要配慮者 受け入れ断念 能登地震 福祉避難所 広域支援、平時に整備を【表層深層】

 能登半島地震の被災地で福祉避難所の開設が進んでいない。施設が損壊、断水で衛生状態が悪化し、職員も避難を迫られて逼迫(ひっぱく)-。過去の災害で指摘された課題が今回も露呈した。要配慮者の受け入れを断念せざるを得ない事態も生じ、命を守る支援が求められる。識者は一般の避難所の福祉機能を強化し、自治体の枠を超えた広域的な連携支援体制を平時から整備する重要性を強調する。

福祉避難所として登録されていたが被災で天井が剥がれ落ち、開設できなかった石川県志賀町の施設=7日
福祉避難所として登録されていたが被災で天井が剥がれ落ち、開設できなかった石川県志賀町の施設=7日
福祉避難所の開設が進まない理由
福祉避難所の開設が進まない理由
福祉避難所として登録されていたが被災で天井が剥がれ落ち、開設できなかった石川県志賀町の施設=7日
福祉避難所の開設が進まない理由


 「目の前にいる利用者への対応に精いっぱいで(要配慮者を)受け入れる余裕は全くなかった」。石川県珠洲市の福祉施設の担当者は悔やむ。

 ▽機能果たせず
 施設は事前に福祉避難所として指定されていた。ただ、被災の影響で多くの職員が出勤できなくなり、従来の約80人から20人程度に。70代~100歳代の利用者約100人に泊まり込みで対応したものの、電気や水道などが途絶。十分なケアを行えず、体調が悪化した利用者も出たという。
 利用者を地域外へ避難させることになり、担当者は「福祉施設の機能を果たすことが難しく、福祉避難所の開設どころではなかった…」。

 ▽殺到 
 石川県志賀町の社会福祉法人「麗心会」が町内で運営する施設3カ所はいずれも福祉避難所として登録されていた。
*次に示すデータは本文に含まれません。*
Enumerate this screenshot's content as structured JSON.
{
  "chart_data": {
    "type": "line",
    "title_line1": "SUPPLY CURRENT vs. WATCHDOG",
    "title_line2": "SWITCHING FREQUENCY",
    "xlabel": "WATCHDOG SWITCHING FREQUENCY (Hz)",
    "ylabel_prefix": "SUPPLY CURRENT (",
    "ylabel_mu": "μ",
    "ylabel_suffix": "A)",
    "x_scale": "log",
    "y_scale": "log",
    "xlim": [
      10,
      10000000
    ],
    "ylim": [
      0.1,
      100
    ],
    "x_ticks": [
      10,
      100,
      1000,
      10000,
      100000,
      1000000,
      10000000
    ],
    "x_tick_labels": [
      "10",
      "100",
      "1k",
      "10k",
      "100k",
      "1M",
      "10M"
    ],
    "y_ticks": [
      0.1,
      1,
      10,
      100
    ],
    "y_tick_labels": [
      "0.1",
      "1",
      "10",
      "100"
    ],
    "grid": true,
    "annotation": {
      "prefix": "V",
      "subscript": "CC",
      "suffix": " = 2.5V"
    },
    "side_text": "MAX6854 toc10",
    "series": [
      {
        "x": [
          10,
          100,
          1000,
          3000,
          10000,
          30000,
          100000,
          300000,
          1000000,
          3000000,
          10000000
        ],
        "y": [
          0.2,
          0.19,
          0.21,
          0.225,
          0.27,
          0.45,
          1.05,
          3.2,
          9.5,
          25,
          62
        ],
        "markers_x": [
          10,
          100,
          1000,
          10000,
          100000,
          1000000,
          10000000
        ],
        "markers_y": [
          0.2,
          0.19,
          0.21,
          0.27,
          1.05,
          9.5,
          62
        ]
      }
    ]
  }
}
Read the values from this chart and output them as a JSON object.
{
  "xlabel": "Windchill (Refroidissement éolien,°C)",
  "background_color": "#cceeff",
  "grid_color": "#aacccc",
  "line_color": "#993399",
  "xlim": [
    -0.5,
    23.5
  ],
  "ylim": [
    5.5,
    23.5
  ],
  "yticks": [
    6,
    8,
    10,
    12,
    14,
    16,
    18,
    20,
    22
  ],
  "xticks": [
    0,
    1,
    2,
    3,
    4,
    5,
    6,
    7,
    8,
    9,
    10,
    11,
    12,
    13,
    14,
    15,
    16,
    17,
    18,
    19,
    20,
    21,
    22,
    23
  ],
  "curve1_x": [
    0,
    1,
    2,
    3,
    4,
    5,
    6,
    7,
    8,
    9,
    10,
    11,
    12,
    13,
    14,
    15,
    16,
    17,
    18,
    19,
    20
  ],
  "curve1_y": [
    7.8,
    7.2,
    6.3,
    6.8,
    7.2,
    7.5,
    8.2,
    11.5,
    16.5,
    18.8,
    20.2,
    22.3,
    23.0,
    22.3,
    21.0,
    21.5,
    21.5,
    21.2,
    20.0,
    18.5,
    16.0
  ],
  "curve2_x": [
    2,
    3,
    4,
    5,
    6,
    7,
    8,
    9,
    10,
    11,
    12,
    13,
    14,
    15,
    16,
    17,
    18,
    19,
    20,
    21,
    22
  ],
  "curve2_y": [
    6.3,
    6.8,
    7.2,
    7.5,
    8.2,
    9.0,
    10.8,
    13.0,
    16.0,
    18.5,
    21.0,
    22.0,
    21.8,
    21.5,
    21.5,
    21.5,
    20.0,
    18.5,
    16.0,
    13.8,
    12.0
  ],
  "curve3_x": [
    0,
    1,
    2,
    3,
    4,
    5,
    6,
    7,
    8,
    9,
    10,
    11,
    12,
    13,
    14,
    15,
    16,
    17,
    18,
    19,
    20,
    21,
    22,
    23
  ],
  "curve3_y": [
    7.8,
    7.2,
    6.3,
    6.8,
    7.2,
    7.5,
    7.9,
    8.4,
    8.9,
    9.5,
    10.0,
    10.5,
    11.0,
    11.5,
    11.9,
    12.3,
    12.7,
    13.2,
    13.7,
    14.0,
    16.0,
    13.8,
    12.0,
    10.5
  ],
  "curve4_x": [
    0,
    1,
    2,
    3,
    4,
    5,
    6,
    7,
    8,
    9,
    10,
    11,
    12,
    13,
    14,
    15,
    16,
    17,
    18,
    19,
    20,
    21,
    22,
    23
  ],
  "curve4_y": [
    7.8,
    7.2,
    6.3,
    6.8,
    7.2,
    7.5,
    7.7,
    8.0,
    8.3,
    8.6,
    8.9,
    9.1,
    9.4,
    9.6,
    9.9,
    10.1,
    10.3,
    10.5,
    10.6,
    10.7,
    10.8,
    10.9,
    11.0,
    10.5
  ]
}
うち2カ所は被災で天井が剝がれ落ち、壁にひびが入った。老人ホーム「あやめケアセンター」だけは被害が少なく、福祉避難所として開設できた。
 だが、もともと入所していた約30人や関連施設の約60人に加え、受け入れ想定の20人を大幅に上回る約90人の一般避難者が殺到した。施設内に十分な生活スペースを確保できず、廊下にパイプ椅子やマットレスを敷き詰めて対応した。麗心会の理事長藤田隆司さん(47)は町や関係者から要配慮者8人の受け入れを求められたが「断らざるを得なかった」という。
 一方、同センターに母親(94)、脳梗塞を患う次男(52)、ダウン症の三男(48)と共に一時、身を寄せた平野益美さん(75)は「職員が常駐し食事も提供され安心して過ごせた」と振り返る。

 ▽雑魚寝 
 熊本地震でも福祉避難所の開設は難航。熊本市では施設の破損や職員の被災で受け入れが困難となり、開設協定を事前に結んでいた176施設のうち、開設できたのは82施設だった。熊本地震での災害関連死は218人。うち70代以上は169人で8割を占めた。震災発生から3カ月以内に亡くなった人も全体の8割に上った。関連死をどう防ぐかが焦点となる。
 今回の被災地で支援活動に取り組む北陸学院大の田中純一教授(災害社会学)は、福祉避難所に入るべき高齢者や障害者らが一般の避難所で雑魚寝している過酷な状況だと語る。一般の避難所でも要配慮者に対応できるようにするには、スロープや手すりの設置などバリアフリー化を進め、おむつや福祉用具、段ボールベッドなどを備蓄する必要があり、国が補助するべきだと指摘する。
 開設にこぎ着けた福祉避難所では職員らの人繰りが厳しく、パンク状態という。「平時からぎりぎりで回している職員の確保」も課題に挙げる。災害時に職員らを広域的に募り、被災地へ迅速に派遣できるよう自治体間で協定を結んでおくなど「広域連携体制の整備を平時から国全体で進めるべきだ」としている。